Stalking Nazis in Uruguay with “Mr. Kaplan”
By Skip Sheffield
There has been a spate of movies recently about elderly Nazi war criminals hiding out or existing in plain sight in South America.
“Mr. Kaplan” is the latest of the crop. It has a doozy of a twist ending that makes you go Hmm.
Director Alvaro Brechner wrote the story, which is both a physical comedy and a solemn meditation on the meaning of life. The film begins with a fully-clothed elderly man on a diving board, looking as if he is contemplating jumping in.
It is 1997 and Jacob Kaplan (Hector Noguera) is nearing 80. Shortly after his 1937 Bar Mitzvah in Poland, Jacob’s family prudently fled the Nazis by immigrating to Montevideo, Uruguay. He has been married to Rebecca (Nada Telles) 50 years.

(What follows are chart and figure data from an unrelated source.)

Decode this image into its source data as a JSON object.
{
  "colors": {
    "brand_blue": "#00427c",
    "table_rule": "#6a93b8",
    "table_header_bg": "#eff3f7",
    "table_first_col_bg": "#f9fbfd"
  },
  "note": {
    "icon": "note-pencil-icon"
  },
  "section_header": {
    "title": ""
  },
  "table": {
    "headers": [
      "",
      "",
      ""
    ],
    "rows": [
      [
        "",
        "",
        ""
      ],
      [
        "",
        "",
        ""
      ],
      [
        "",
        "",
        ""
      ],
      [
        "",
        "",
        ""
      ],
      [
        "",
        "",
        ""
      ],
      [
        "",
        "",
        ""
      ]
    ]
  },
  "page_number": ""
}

As he thinks back on his life and great things men like Goethe and Churchill did late in life, Jacob feels he doesn’t have much to show for his. Problems of old age are cropping up. Jacob can’t pass the eye test for his driver’s license. He is becoming forgetful and disoriented.

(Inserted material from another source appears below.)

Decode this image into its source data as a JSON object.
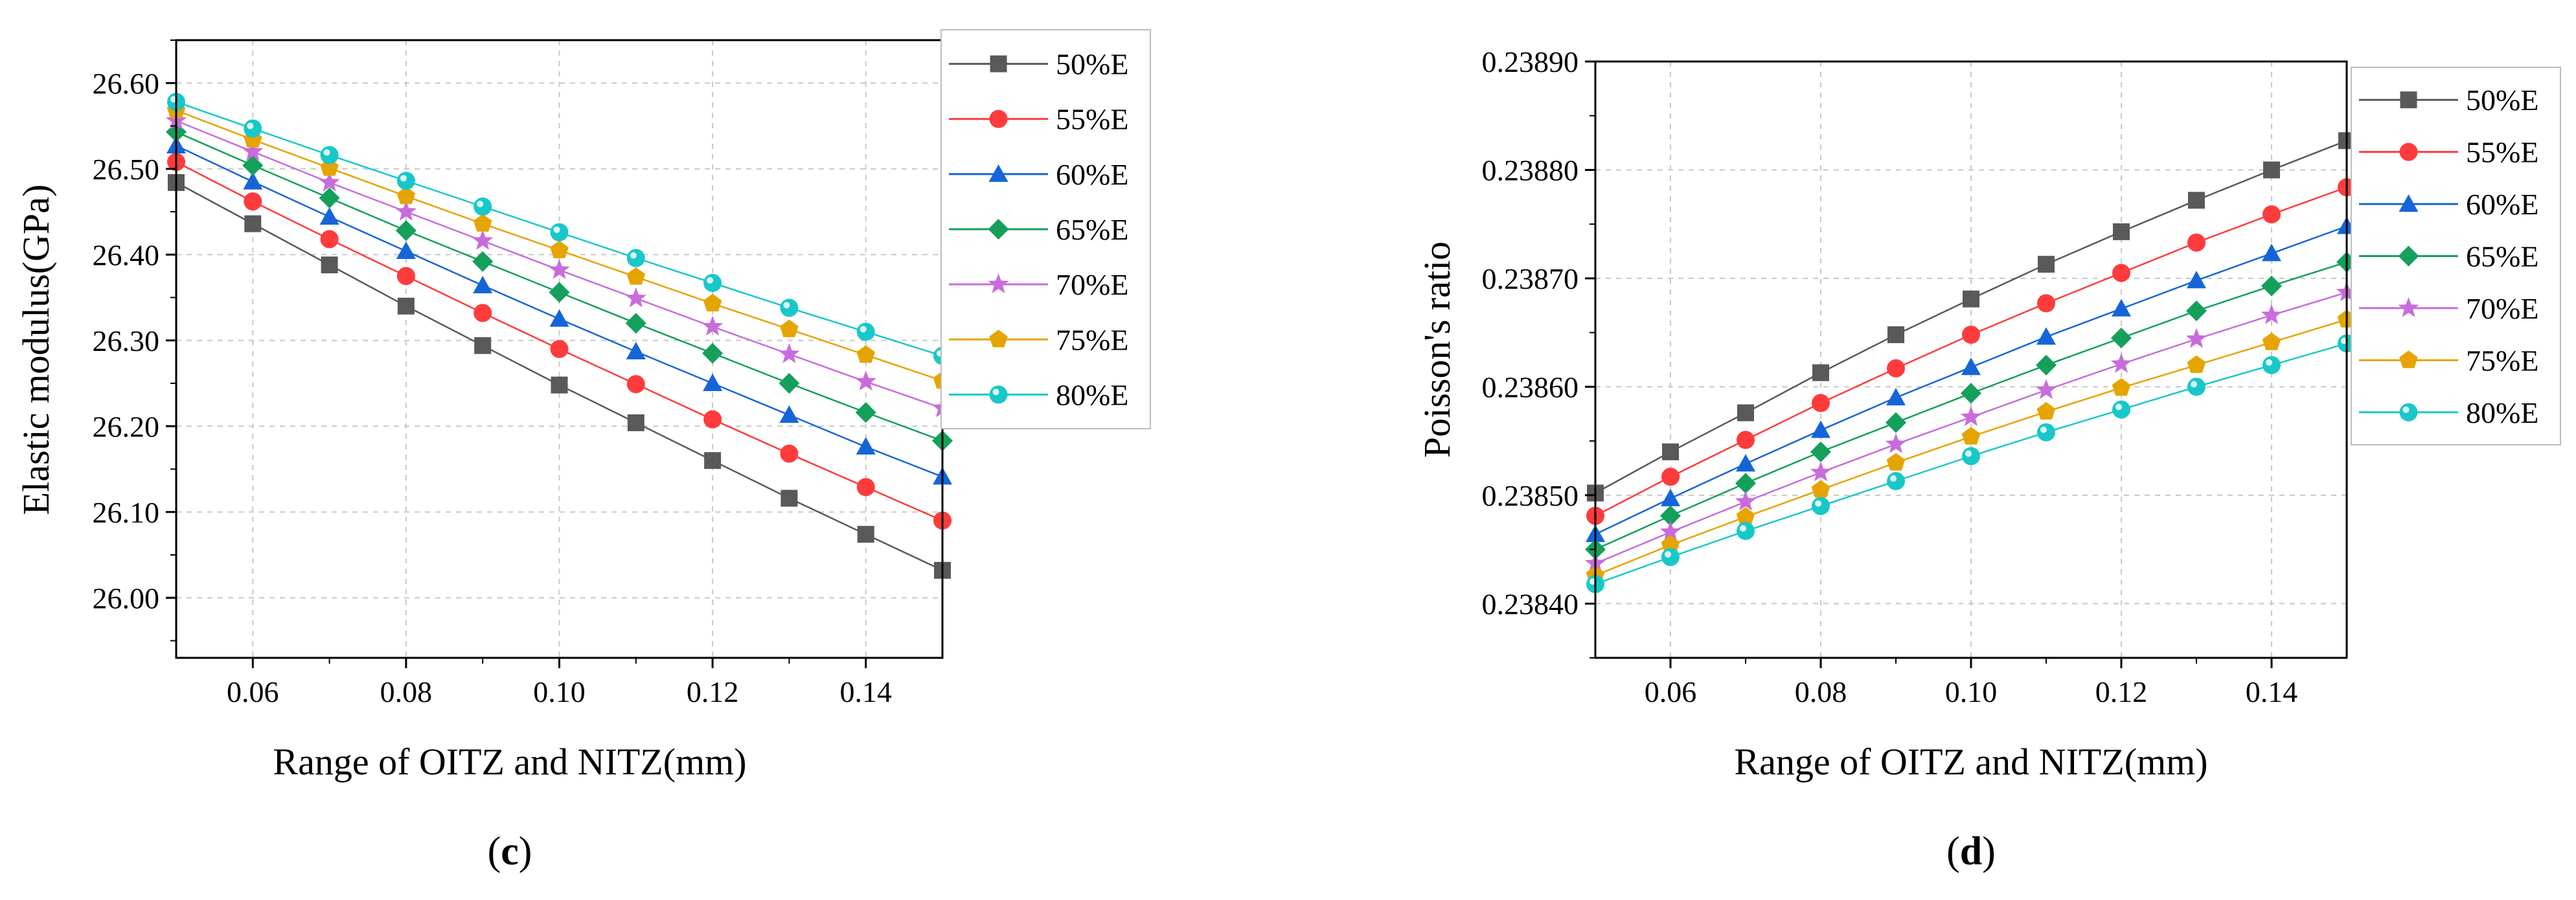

Watching a TV news broadcast from France, Jacob learns officials suspect a former high-ranking SS officer may be living as a civilian in Uruguay. One of his granddaughter’s friends tells Jacob there may be such a character living by the beach, owning a bar. Jacob recruits his screw-up son-in-law Wilson Contreras (Nestor Guzzini) to hatch a scheme to stalk the German (Rolf Becker), who is even called “Nazi’ by kids, to confirm their suspicions. Once that is done they will boldly attempt to drug him, kidnap him, and take him to Israel to face justice.
Let’s just say things don’t go exactly as planned. Try to picture Mr. Magoo as a Nazi hunter, with a fat, often drunken bumbler as a sidekick. “Mr. Kaplan” is at the same time very poignant on the difficulties of aging, and very respectful to observant Jews. It is a completely different kind of Holocaust movie.